Le Dr Greysteel ne répondit pas.

Le petit homme pencha sa tête d’un côté, puis de l’autre. Il arborait le sourire de celui qui détient un secret et s’apprête à stupéfier le monde en le divulguant.

— Naturellement, reprit-il, vous savez que Strange a assassiné son épouse ?

— Comment ? – Le Dr Greysteel demeura silencieux un moment. Une ombre de rire fusa d’entre ses lèvres : – Je ne vous crois pas !

— Oh ! Vous devez me croire, insista le petit homme, se penchant en avant, les yeux étincelants d’excitation. C’est de notoriété publique ! Le propre frère de la dame – un homme des plus respectables, un ecclésiastique, un certain Mr Woodhope – était présent quand sa sœur est morte, et il a tout vu de ses yeux.

— Qu’a-t-il donc vu ?

— Toutes sortes de détails suspects. La dame était ensorcelée. Elle était envoûtée et savait à peine ce qu’elle faisait du matin jusqu’au soir. Personne n’a pu trouver d’explications. C’était l’œuvre de son époux. Naturellement, il recourra à sa magie pour éviter le châtiment, mais Mr Norrell, qui a pitié, oui, pitié de la malheureuse, se mettra en travers de sa route. Mr Norrell est bien décidé à ce que Strange soit traduit en justice pour ses crimes.

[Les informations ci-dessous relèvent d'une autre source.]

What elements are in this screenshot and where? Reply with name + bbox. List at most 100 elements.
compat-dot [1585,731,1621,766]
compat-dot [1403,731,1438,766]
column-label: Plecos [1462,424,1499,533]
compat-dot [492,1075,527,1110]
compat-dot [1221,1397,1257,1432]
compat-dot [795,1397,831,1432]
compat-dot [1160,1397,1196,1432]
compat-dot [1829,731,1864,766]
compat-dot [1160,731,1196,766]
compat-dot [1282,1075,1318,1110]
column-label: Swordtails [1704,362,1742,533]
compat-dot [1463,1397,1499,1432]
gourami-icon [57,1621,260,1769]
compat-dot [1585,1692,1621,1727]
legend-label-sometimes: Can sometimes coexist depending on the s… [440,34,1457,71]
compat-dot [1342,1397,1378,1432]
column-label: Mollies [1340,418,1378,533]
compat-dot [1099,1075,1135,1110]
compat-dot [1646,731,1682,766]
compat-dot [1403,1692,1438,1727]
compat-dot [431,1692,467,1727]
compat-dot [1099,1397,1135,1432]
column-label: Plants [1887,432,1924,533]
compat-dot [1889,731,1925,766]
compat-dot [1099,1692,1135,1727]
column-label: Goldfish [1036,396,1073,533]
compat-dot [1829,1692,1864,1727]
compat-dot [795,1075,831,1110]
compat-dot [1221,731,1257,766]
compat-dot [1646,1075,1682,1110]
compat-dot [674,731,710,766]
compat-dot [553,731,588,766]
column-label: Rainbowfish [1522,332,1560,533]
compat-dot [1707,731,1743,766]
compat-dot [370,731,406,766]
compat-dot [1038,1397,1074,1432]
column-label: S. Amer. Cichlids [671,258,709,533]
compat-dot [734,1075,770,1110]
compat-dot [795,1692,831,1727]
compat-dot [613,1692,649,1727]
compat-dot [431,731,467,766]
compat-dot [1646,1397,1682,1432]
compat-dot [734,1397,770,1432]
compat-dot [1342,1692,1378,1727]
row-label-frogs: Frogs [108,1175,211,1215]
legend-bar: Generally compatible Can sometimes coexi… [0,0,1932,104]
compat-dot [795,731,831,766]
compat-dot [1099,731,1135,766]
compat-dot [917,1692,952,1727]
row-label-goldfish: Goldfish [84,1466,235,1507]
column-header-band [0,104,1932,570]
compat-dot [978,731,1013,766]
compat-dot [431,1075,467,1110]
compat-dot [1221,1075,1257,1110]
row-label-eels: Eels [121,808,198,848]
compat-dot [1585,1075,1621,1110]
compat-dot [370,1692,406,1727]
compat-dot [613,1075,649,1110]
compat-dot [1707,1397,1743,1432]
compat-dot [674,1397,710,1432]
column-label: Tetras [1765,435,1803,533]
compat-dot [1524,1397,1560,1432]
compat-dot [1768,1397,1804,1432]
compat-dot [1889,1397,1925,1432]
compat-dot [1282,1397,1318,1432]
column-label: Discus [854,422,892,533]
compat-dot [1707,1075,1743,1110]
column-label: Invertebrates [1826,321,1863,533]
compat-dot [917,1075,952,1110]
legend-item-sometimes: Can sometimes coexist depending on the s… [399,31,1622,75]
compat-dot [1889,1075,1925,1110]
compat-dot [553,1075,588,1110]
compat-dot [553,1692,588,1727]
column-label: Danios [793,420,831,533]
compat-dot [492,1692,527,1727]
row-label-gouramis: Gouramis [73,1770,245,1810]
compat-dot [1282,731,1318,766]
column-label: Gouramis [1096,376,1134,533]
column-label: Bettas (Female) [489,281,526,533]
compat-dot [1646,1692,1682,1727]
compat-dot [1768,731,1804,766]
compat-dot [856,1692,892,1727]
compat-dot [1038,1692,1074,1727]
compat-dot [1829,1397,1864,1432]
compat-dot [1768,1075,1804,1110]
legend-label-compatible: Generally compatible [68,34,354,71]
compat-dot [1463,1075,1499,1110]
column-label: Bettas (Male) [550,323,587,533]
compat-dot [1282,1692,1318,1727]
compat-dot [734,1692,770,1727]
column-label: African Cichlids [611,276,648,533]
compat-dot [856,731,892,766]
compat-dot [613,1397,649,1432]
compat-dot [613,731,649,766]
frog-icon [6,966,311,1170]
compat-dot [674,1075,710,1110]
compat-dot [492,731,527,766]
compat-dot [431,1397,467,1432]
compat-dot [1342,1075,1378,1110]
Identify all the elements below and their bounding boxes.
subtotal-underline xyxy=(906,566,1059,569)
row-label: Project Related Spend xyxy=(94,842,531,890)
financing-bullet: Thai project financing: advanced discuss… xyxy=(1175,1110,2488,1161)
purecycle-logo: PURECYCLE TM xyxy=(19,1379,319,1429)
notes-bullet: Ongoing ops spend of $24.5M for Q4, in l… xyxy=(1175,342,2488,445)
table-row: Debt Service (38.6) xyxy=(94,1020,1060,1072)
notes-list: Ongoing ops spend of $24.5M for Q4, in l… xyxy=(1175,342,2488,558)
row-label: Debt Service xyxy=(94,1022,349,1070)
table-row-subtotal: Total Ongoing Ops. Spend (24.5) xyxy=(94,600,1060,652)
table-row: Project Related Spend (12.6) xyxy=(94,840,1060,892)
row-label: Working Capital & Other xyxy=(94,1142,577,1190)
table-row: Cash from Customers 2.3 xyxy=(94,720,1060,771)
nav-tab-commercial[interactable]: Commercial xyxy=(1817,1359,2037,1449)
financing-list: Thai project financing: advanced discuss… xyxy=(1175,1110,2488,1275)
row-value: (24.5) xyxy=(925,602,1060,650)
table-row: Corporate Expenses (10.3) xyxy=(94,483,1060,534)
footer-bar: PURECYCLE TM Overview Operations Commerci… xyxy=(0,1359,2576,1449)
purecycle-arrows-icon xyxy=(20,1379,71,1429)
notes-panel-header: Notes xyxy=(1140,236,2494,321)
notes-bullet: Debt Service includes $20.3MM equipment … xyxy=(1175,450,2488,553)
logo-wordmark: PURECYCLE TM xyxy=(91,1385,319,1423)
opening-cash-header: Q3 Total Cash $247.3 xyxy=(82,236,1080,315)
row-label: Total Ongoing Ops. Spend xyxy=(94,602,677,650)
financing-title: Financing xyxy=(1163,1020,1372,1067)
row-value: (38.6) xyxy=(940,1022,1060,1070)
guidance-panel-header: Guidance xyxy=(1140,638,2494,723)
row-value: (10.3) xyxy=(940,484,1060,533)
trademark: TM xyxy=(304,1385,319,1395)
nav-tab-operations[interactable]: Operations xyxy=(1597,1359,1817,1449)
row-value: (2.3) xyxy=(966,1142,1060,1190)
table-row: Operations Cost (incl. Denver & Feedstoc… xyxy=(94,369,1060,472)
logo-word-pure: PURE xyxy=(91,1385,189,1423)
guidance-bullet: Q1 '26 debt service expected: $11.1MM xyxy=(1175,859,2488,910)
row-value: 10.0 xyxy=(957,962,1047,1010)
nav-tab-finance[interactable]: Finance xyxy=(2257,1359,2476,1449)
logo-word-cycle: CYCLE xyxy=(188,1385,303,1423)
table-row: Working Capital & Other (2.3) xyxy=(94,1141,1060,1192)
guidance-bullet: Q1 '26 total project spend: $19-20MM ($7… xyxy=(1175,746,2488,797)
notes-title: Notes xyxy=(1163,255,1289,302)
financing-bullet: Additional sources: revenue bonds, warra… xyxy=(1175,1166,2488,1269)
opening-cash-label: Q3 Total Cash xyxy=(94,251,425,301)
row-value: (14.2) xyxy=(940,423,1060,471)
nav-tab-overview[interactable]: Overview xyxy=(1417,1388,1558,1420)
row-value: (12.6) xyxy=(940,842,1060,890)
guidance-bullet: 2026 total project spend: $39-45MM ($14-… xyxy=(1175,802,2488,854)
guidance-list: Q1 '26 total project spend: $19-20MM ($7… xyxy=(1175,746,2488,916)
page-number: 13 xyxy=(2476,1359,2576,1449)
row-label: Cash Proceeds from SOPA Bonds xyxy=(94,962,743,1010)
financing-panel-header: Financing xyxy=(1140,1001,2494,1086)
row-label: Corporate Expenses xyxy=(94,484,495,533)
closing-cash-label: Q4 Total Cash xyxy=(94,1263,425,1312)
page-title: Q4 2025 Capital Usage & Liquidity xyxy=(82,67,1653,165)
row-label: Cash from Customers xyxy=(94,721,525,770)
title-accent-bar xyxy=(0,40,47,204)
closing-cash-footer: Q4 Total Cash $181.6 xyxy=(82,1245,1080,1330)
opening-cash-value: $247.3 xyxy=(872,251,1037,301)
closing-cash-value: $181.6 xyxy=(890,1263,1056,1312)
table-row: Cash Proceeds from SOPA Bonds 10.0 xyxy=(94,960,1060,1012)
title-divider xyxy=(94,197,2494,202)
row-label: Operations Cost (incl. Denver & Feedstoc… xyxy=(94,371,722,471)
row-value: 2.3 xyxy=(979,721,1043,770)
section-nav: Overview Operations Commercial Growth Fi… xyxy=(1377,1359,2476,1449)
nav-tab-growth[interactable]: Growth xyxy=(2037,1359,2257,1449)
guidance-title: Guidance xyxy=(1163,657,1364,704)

Le Dr Greysteel secoua la tête.

— Rien de ce que vous raconterez ne pourra me faire ajouter foi à ces calomnies. Strange est un homme honorable !

— Oh, j’en conviens ! Et pourtant la pratique de la magie a détruit des esprits plus solides que le sien. Dans de mauvaises mains, la magie peut mener à l’anéantissement de toutes les qualités et à la glorification de tous les défauts. Il a défié son maître, le plus patient, le plus sage, le plus noble, le meilleur…

Le petit homme, s’il enfilait les épithètes, avait perdu le fil de ses pensées ; il était distrait par le regard pénétrant que le Dr Greysteel posait sur lui.

Le Dr Greysteel eut un reniflement dédaigneux.

— C’est curieux, énonça-t-il lentement. Vous prétendez que les amis de Mr Strange vous envoient, cependant vous avez omis de me citer leurs noms. C’est là assurément une catégorie bien particulière d’amis pour clamer partout qu’un homme est un assassin.

À son tour, le petit homme évita de répondre.

— Était-ce Sir Walter Pole, peut-être ?

— Non, reconnut le petit homme d’un ton empreint de considération. Pas Sir Walter Pole.

— Des élèves de Mr Strange alors ? Leurs noms m’échappent.